|
Вспомнилась строка Пастернака. Музыка Шопена прорывается сквозь преграды, установленные нашими здравыми соображениями пользы и удобства, она воистину «поверх барьеров», она, как поток, врывающийся в будни и расшвыривающий всё мелкое, бытовое... Но для этого еще исполнитель должен «не искать выгод» и быть столь же безоглядно щедрым. Именно таков Сергей Терентьев. Солист Одесской филармонии, артист «без званий и наград». Просто Музыкант.
Нарушив последовательность, начну с Шопена, который исполнялся на концерте 3 октября во втором отделении, — с Концерта № 2 фа минор для фортепиано с оркестром. Камерным оркестром Одесской филармонии вдохновенно дирижировал его бессменный художественный руководитель Игорь Шаврук.
Шопену всего только двадцать лет, и он влюблён. Но это — лишь житейские мотивировки, которые вряд ли вполне объясняют живое чудо его музыки. А чудо — в преображении жизни: в превращении обычного нашего существования — в Бытие. Такая ликующая радость бытия — разве что ещё у Моцарта. Но здесь она как бы ещё более свободна и стихийна. И — громогласна! Вторая часть — и звуки фортепиано словно бы возникают в чёрной бархатной тишине ночи. Такое тихое счастье. Такая гармония! Та самая, о которой писал Пушкин: «порой опять гармонией упьюсь»... Двадцатый век — дисгармоничен. Но ведь и в дисгармонии — хотя бы воспоминание о гармонии? А век двадцать первый — кажется, лишил нас даже тоски по гармонии. Мы слышим просто красивую музыку, под которую можно чувствовать себя комфортно, поудобнее усевшись в кресле...
Гармония Шопена — это гармония космоса.
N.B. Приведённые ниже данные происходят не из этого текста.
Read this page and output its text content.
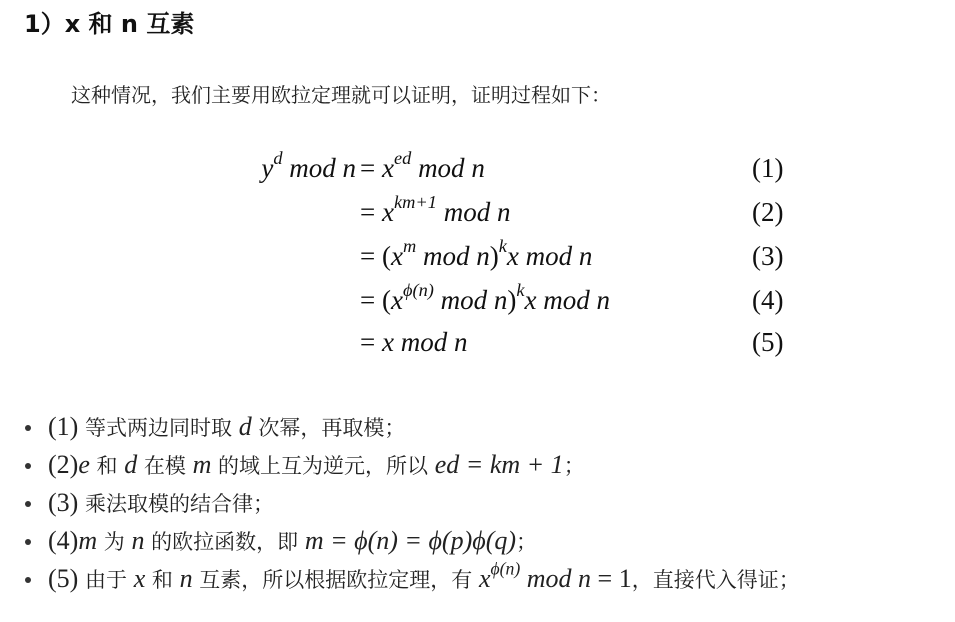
1）x 和 n 互素
这种情况，我们主要用欧拉定理就可以证明，证明过程如下：
$y^d$ mod $n = x^{ed}$ mod n	(1)
= $x^{km+1}$ mod n	(2)
= ($x^m$ mod n)$^k$x mod n	(3)
= ($x^{\phi(n)}$ mod n)$^k$x mod n	(4)
= x mod n	(5)
(1) 等式两边同时取 d 次幂，再取模；
(2)e 和 d 在模 m 的域上互为逆元，所以 ed = km + 1；
(3) 乘法取模的结合律；
(4)m 为 n 的欧拉函数，即 m = ϕ(n) = ϕ(p)ϕ(q)；
(5) 由于 x 和 n 互素，所以根据欧拉定理，有 $x^{\phi(n)}$ mod n = 1，直接代入得证；
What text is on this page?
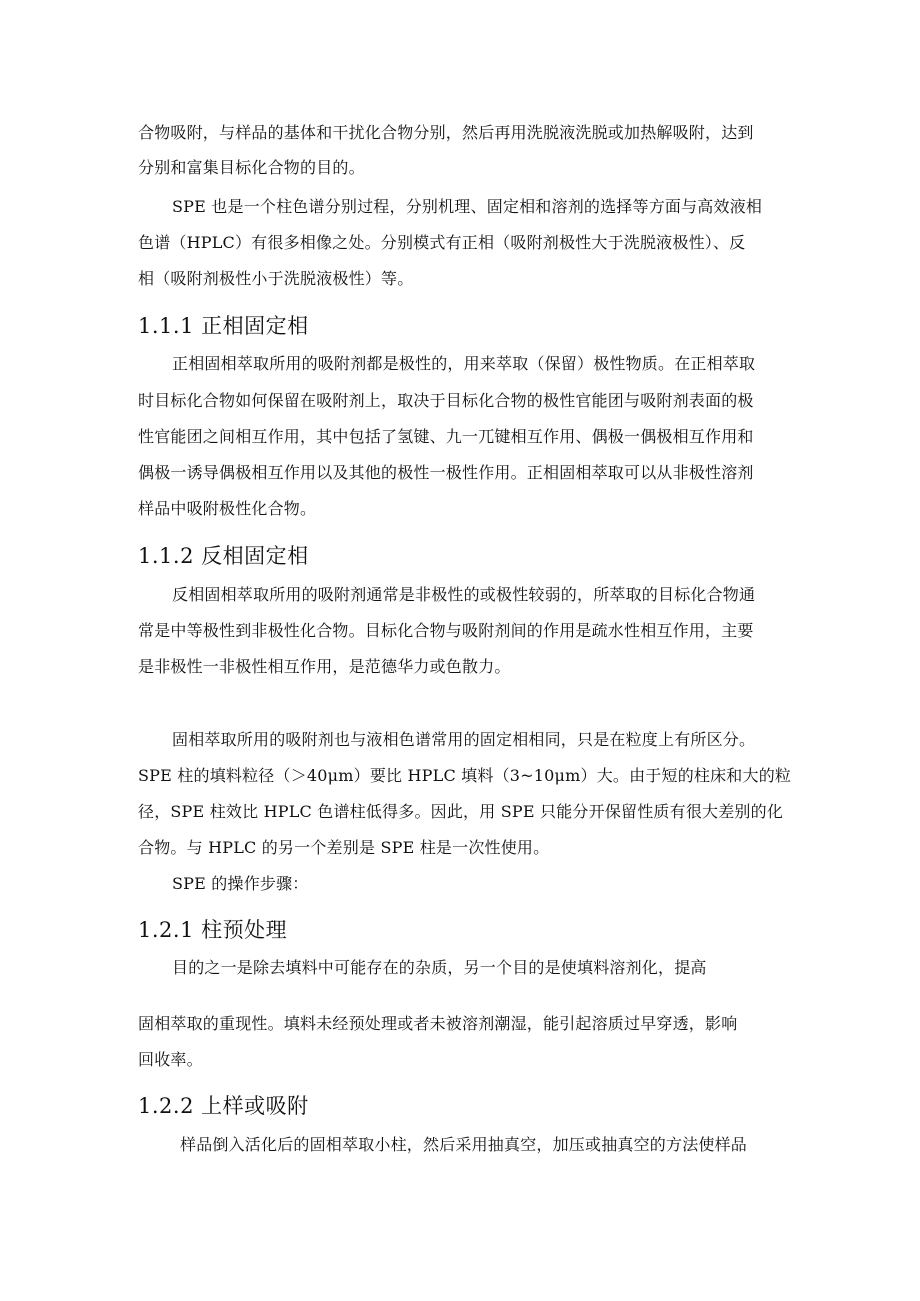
合物吸附，与样品的基体和干扰化合物分别，然后再用洗脱液洗脱或加热解吸附，达到
分别和富集目标化合物的目的。
SPE 也是一个柱色谱分别过程，分别机理、固定相和溶剂的选择等方面与高效液相
色谱（HPLC）有很多相像之处。分别模式有正相（吸附剂极性大于洗脱液极性）、反
相（吸附剂极性小于洗脱液极性）等。
1.1.1 正相固定相
正相固相萃取所用的吸附剂都是极性的，用来萃取（保留）极性物质。在正相萃取
时目标化合物如何保留在吸附剂上，取决于目标化合物的极性官能团与吸附剂表面的极
性官能团之间相互作用，其中包括了氢键、九一兀键相互作用、偶极一偶极相互作用和
偶极一诱导偶极相互作用以及其他的极性一极性作用。正相固相萃取可以从非极性溶剂
样品中吸附极性化合物。
1.1.2 反相固定相
反相固相萃取所用的吸附剂通常是非极性的或极性较弱的，所萃取的目标化合物通
常是中等极性到非极性化合物。目标化合物与吸附剂间的作用是疏水性相互作用，主要
是非极性一非极性相互作用，是范德华力或色散力。
固相萃取所用的吸附剂也与液相色谱常用的固定相相同，只是在粒度上有所区分。
SPE 柱的填料粒径（＞40μm）要比 HPLC 填料（3~10μm）大。由于短的柱床和大的粒
径，SPE 柱效比 HPLC 色谱柱低得多。因此，用 SPE 只能分开保留性质有很大差别的化
合物。与 HPLC 的另一个差别是 SPE 柱是一次性使用。
SPE 的操作步骤：
1.2.1 柱预处理
目的之一是除去填料中可能存在的杂质，另一个目的是使填料溶剂化，提高
固相萃取的重现性。填料未经预处理或者未被溶剂潮湿，能引起溶质过早穿透，影响
回收率。
1.2.2 上样或吸附
样品倒入活化后的固相萃取小柱，然后采用抽真空，加压或抽真空的方法使样品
Как, каким образом Терентьев даёт нам всё это почувствовать? Я не знаю. Это за пределами любой фортепианной техники. И когда публика, неистовствуя, кричала «браво», Терентьев снова подошёл к роялю и заиграл — уже без оркестра. Опять Шопен. Не в первый раз слышу, как он «бисирует» Шопеном — и не устаю поражаться, настолько это совершенно. И настолько адекватно гению Шопена. Каждый звук — кристален? Хрустален? Чистота и прозрачность, которые позволяют как бы транслировать внутренний свет. Можно как угодно верно и технически безупречно воспроизводить написанные ноты. И мы будем наслаждаться лишь внешней поверхностью музыки, её блеском и мелодичностью. Своего рода аналог картинки в глянцевом журнале. А чудо, которое совершает Терентьев, и которое неописуемо, в том, чтобы ноты попали в такт дыханию — не физическому, а душевному дыханию.
...А в первом отделении Терентьев преподнёс нам сюрприз, исполнив юношескую сонату П. И. Чайковского до диез минор. Она редко исполняется — я слушал её впервые. Умение познакомить нас с «незаигранной», как бы незнакомой музыкой — тоже дорогого стоит. Никаких хрестоматийных красот. Никаких внешних эффектов. Но Терентьев «реанимирует», оживляет забытое произведение — и делает это благодаря погружению в глубь этой музыки. И мы слышим — это Чайковский, это гений, ещё не узнанный...
Терентьев играет очень неторопливо, вслушиваясь в каждую ноту, — и очень, я бы сказал, интимно, доверительно. Никаких бурных эмоций — но атмосфера тихого очарования. Естественность — как черта русского гения. Тут, что называется, всё — из души, всё — задушевно.
На протяжении двух частей мы пребываем в этой стихии, а в третьей части как бы конструируется некая подвижная «музыкальная игрушка». Эта часть могла бы быть и отдельной концертной пьесой. И лишь четвёртая часть нас несколько расхолаживает — бурные пассажи кажутся не совсем обеспеченными подлинными эмоциями, чуточку формальными. И становится ясной причина не слишком большой популярности этого юношеского произведения. Но зато — благодаря Терентьеву — теперь думаешь: как же исполнители до сих не замечали всех замечательных достоинств этой музыки?
Среди чрезвычайно ярких впечатлений бурно начавшегося концертного сезона это не забудется.